Federal Lands

Oversight of Long-Term Concessioners Gao ID: RCED-92-128BR March 20, 1992

Nationwide, the federal government has about 1,500 long-term agreements (five years or more) with private concessioners for recreation services ranging from ski resort operations to raft trips. These concessioners operate on land managed by six federal agencies.
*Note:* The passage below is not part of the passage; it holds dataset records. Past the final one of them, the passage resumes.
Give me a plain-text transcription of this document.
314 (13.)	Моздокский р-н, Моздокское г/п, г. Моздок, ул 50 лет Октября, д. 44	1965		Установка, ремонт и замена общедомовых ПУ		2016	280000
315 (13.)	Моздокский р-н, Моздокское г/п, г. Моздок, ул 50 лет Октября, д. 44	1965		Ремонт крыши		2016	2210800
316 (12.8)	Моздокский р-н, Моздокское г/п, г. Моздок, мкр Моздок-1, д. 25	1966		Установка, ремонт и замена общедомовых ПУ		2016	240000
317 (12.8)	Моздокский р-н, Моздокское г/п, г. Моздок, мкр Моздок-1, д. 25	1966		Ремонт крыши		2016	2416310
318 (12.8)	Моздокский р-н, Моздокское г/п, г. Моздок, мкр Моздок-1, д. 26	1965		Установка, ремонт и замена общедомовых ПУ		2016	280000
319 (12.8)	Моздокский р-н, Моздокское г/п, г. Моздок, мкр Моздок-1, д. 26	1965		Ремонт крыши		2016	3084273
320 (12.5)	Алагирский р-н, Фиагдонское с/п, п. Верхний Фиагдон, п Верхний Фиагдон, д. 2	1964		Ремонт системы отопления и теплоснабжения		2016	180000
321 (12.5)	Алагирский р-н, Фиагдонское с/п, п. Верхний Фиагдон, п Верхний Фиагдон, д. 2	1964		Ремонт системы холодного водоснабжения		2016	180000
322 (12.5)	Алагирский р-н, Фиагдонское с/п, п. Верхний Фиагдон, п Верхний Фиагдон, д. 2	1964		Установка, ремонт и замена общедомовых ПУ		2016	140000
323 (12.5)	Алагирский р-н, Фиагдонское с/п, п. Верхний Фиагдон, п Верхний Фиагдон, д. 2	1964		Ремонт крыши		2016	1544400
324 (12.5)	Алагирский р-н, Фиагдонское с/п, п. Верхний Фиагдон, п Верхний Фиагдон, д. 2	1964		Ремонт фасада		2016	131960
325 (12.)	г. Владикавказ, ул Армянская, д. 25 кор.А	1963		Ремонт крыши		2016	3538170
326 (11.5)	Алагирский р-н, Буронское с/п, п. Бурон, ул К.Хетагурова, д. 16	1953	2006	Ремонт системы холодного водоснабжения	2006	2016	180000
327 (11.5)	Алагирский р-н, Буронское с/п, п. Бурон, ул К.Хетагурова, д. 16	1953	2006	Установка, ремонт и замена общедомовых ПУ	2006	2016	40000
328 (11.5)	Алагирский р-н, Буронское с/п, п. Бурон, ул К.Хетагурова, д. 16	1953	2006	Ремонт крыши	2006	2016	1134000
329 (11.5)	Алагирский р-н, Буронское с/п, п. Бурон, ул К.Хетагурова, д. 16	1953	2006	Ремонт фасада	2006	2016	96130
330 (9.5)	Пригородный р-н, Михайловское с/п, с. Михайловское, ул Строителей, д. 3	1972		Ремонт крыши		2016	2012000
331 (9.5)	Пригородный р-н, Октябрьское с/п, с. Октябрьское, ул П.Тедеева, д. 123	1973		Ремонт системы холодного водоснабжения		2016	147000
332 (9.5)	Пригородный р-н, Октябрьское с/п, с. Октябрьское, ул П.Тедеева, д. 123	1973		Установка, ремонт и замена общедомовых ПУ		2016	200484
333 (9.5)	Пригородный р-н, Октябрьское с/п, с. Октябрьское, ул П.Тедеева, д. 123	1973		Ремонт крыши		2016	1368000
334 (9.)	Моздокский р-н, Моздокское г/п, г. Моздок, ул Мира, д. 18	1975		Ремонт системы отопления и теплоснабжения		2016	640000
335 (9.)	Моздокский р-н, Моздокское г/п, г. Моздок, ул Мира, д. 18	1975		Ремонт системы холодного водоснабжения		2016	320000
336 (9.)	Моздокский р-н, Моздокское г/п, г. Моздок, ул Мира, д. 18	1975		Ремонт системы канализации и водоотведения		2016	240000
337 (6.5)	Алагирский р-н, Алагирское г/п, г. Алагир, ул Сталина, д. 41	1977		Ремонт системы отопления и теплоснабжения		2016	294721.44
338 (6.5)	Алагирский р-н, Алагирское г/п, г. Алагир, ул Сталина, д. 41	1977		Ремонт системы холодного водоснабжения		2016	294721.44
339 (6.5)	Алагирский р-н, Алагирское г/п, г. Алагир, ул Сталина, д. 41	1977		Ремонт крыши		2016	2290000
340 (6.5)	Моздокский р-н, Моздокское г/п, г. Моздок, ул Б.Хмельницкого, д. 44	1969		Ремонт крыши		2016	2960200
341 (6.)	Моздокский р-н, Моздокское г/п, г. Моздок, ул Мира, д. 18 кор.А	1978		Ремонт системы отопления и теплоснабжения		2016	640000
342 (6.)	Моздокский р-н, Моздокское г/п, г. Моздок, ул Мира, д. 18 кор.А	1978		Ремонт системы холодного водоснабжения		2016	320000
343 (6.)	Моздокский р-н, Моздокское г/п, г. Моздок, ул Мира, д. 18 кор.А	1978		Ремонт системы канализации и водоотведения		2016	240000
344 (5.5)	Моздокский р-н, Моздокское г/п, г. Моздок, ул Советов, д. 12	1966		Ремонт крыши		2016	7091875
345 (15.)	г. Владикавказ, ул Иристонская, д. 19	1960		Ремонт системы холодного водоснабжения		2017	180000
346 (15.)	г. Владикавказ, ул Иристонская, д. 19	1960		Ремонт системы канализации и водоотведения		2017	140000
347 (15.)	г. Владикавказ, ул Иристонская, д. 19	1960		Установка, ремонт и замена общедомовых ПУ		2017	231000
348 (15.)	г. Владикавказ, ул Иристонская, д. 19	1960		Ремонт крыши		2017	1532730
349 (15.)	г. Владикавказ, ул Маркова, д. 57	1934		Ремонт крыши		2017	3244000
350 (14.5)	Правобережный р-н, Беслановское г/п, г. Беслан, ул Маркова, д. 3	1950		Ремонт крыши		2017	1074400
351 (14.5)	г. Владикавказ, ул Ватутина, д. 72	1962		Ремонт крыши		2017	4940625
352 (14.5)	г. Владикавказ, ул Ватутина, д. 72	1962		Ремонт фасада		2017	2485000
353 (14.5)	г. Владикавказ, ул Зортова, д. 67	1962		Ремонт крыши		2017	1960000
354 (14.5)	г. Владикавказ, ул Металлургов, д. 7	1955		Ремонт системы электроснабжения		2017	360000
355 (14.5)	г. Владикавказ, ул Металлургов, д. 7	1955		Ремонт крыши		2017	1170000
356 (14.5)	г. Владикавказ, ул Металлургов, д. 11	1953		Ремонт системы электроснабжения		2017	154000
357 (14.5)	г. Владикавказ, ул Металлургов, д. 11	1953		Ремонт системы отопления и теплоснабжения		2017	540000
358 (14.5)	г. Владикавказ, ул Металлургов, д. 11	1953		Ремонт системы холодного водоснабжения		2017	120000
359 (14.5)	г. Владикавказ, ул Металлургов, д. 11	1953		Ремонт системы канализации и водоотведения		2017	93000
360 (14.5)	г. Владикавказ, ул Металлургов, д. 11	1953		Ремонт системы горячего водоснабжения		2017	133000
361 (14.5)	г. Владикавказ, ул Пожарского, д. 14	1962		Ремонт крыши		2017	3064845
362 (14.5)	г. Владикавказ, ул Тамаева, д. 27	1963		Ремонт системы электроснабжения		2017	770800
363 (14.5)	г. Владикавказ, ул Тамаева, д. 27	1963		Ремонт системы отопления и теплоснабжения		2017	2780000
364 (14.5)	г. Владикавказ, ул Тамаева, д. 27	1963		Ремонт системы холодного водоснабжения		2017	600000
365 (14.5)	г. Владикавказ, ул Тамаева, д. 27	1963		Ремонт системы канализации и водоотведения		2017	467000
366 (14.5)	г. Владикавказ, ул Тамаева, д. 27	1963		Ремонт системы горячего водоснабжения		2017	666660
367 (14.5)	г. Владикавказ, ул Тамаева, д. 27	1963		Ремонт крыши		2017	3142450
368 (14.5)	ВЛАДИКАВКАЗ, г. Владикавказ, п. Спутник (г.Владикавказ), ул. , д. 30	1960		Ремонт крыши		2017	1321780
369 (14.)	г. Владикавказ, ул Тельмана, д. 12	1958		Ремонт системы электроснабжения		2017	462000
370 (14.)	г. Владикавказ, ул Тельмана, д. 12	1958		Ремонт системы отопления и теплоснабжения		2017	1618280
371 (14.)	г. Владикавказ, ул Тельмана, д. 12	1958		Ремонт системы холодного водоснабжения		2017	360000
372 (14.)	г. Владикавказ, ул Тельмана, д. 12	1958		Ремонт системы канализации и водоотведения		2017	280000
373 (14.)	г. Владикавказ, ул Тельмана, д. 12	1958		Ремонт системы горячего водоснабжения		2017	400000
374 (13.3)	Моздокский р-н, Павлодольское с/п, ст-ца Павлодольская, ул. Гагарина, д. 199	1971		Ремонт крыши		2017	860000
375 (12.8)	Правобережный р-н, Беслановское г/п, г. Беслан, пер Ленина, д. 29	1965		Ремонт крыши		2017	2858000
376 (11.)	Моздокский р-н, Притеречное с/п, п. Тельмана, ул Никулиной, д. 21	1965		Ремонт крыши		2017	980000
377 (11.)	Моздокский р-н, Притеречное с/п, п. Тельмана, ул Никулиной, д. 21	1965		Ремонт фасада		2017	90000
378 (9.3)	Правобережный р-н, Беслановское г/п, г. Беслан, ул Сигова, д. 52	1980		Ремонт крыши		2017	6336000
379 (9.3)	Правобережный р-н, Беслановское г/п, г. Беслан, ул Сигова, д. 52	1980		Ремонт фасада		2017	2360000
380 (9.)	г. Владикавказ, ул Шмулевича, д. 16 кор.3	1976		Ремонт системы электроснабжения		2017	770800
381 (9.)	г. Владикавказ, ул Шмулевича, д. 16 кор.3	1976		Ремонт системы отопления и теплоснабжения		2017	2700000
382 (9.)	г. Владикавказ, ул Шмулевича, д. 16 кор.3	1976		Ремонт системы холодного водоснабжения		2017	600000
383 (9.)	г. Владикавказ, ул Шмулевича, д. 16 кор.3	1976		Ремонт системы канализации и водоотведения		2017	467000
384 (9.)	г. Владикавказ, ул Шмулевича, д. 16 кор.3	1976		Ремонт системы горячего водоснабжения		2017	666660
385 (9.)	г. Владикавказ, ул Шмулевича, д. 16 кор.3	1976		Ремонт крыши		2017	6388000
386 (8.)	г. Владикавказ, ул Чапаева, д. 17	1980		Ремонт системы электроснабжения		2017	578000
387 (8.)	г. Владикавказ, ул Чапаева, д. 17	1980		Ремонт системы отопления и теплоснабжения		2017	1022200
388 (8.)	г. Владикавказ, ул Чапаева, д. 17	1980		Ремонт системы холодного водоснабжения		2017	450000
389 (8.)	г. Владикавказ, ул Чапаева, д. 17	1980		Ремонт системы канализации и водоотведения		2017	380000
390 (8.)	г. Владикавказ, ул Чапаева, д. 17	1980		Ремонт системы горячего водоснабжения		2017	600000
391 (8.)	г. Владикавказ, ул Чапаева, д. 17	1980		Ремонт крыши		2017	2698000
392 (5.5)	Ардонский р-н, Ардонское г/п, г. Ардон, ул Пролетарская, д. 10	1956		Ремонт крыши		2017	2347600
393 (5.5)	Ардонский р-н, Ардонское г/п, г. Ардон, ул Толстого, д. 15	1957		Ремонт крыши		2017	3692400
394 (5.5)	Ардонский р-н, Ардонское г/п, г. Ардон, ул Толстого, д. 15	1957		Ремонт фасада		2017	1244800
This report examines the (1) concessioners' overall performance; (2) concessioners' compliance with federal, state, and local health and safety standards; and (3) reasonableness of prices concessioners charge the public for services.

GAO found that: (1) concessioners hold about 1,500 long-term agreements to provide a range of recreation services on land managed by the National Park Service, the Bureau of Land Management, the U.S. Fish and Wildlife Service, the Bureau of Reclamation, the Forest Service, or the Army Corps of Engineers; (2) a review of 12 of the top 100 revenue-producing concessioners indicated that the agencies rated all of the concessioners as satisfactory in their overall performance, satisfactory on health and safety matters, and reasonable in terms of the prices that they charged; (3) agencies rated 47 of 50 randomly selected concessioners as satisfactory in their overall performance, 2 as needing improvement, and 1 as unsatisfactory; (4) the responsible agency subsequently suspended the unsatisfactory concessioner, since it did not meet drinking water quality, food service, or electrical and fire safety standards; (5) the agencies concluded that 43 of the 50 concessioners charged reasonable prices, and did not review the other 7 concessioners' prices, since they did not request an increase; and (6) the federal agencies used the results of inspections conducted by state and local government agencies in evaluating concessioners, but were not always aware when state and local agencies did not perform the inspections.